The symposium on 4 May, 2019, was titled “The ethnographic artefacts of the Forster collections in dialogue with their cultures of origin”. It was held at the historic inn “Zum Eichenkranz” (the oak wreath), and chaired by Brigitte Mang (chair and director of the KsDW). In attendance were members and guests of the three organisations GFG, KsDW and CCS.
Wolfgang Savelsberg (head of the department of castles and collections at the KsDW) presented a knowledgeable lecture on the history of the “South Sea curiosities” of Wörlitz, where they had been publicly accessible for a long time at a purpose-built “Forster pavilion” atop the Eisenhart.
In his presentation, “The Wörlitz example: Regarding the renaissance of old South Sea collections” Dieter Heintze (GFG, Bremen) pointed out that it was only during the past three decades that engagement with these collections intensified to a point that did justice to their significance for their original communities, the contexts of the cultural transfer as well as the respective views of one community towards the other.
Phyllis S. Herda (Department of Anthropology, University of Auckland) shed some light in her talk on the Forsters’ stay in Tonga during a period of frequent change in the history of these Polynesian islands.

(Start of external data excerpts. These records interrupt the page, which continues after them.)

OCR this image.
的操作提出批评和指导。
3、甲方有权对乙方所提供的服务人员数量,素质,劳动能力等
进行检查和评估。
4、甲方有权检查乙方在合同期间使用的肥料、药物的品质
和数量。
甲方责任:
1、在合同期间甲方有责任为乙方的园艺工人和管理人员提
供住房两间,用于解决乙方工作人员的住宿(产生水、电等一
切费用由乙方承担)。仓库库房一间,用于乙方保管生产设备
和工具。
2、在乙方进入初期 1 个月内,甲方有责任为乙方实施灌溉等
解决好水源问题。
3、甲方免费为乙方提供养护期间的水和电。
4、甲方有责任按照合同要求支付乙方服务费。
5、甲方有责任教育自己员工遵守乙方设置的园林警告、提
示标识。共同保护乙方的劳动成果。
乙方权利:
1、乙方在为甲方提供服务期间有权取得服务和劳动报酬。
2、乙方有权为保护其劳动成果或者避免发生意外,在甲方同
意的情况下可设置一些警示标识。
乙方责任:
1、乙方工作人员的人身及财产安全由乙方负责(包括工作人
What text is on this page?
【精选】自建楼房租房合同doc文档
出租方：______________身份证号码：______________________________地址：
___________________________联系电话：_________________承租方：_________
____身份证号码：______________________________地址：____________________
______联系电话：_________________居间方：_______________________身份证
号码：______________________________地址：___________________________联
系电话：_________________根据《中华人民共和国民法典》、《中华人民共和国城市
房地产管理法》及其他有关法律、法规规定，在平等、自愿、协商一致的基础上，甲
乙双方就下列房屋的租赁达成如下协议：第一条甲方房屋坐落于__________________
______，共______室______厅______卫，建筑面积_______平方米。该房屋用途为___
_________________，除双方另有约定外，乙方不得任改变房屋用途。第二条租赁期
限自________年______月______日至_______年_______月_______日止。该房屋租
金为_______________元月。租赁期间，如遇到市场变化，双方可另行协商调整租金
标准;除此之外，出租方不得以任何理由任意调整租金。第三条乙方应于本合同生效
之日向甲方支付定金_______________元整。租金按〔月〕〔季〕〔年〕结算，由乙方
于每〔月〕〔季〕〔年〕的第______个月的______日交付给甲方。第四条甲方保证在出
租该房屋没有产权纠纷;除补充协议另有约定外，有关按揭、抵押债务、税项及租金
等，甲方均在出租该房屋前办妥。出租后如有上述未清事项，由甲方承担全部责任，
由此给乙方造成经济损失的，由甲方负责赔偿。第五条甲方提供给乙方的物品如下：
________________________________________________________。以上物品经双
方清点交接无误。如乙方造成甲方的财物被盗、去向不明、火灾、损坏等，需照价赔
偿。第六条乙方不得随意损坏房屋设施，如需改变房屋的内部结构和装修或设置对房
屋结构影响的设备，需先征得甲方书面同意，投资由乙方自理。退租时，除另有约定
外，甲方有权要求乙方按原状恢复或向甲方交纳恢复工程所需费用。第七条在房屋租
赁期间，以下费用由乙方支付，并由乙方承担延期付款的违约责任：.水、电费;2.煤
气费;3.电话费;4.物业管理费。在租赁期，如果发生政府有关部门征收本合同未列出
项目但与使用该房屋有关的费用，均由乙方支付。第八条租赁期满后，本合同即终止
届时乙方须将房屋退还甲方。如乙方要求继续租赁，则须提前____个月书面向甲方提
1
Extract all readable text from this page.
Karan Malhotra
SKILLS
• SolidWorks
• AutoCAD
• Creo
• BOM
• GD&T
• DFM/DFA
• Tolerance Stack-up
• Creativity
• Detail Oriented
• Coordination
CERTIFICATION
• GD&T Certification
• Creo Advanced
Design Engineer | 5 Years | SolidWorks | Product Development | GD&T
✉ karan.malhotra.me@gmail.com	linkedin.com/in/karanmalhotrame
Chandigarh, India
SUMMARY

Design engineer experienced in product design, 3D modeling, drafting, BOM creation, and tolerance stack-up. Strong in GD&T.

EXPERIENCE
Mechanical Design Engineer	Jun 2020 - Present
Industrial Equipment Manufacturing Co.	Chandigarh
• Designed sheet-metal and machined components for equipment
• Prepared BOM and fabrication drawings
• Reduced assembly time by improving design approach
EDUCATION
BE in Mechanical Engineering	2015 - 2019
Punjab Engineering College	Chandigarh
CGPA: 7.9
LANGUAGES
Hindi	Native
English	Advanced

She scrutinised the ethnological descriptions of these two naturalists, the images created in the process, artefacts (bartered and given), as well as the influence that these “remnants” of the expedition had on the understanding of past events and the direction of Tongan politics during the second half of the 18th century.
Frank Vorpahl4 (GFG, curator of the exhibition) presented “Tapa from Tonga and bags that aren’t actually bags”. He described the long years of research undertaken regarding the provenance, origin and acquisition of these artefacts, and gave a critical reflection of the profound writings of the Forsters—a basis for research that could open up a new perspective on the Wörlitz collection. Of particular importance was the intensive exchange with experts from Tonga and New Zealand, together with the project group “Ancient Futures” of the University of Auckland and the cultural work shop “Ancient Tonga” in Nuku´alofa, which contribute to the revitalisation of Tongan cultural heritage today.
Dagmar Vaikalafi Dyck (“Ancient Futures Marsden Project”, University of Auckland) highlighted in her lecture “Ancient Futures: Tongan Art of the 18th and 19th Centuries and Their Legacy” how relationships of mutual trust between ethnographic collections/museums and the countries of origin developed especially to the diasporic Pacific community in New Zealand and the Kingdom of Tonga. As a practicing contemporary artist she incorporates the historical background of the manual manufacturing processes for these artefacts in her own artwork.
Following Dagmar Dyck’s words there was a lunch break, including a walk to the nearby “Eisenhart” with its South Seas pavilion, where the Forster collection was kept for many years before it was sent for restoration and thence to the climate-controlled rooms in the attic of Wörlitz Castle.
After lunch, Susanne Wernsing (University of Göttingen) described her current work exploring the natural history inventory of the “Königlichen Akademischen Museums” (Royal Academic Museum) of the University of Göttingen during the period from 1773 to 1878, which is part of a research project called “Sammeln” (collecting). She pondered whether it is possible to trace the increasing differentiation of scientific disciplines, from the end of the 18th century, through the practices regarding the collection and its objects (as well as the rearrangement of the inventory), especially regarding the Cook/Forster portfolios? Or are they mutually dependent? The initial result from the work was “The rearrangement of the ‘South Sea curiosities’ ”.
Andrew Mills (School of Culture and Creative Arts, University of Glasgow) highlighted the fact that Tongan war clubs are counted among the most remarkable works of art that were traded at the time of Cook’s Second Voyage in Oceania. The weapons that were collected and described by the Forsters in Tonga in 1773/74 are among the most important sources for understanding the changing concept of art regarding Tongan wood sculptures in the 18th and 19th centuries, as their shapes have completely changed since about 1800.
Billie Lythberg (University of Auckland Business School) remarked that the Tongan tapa items of the Wörlitz Forster Collection are in fact a modular microcosm. She elaborated on the structure of manufacture, its connection with comparable historical items in other collections worldwide, as well as with contemporary manufacture of tapa, and she emphasised their important role for the peaceful joining of continents and countries and their inhabitants.
In conclusion, Michael Ewert (GFG, Munich) eloquently summarised the most important findings of the symposium.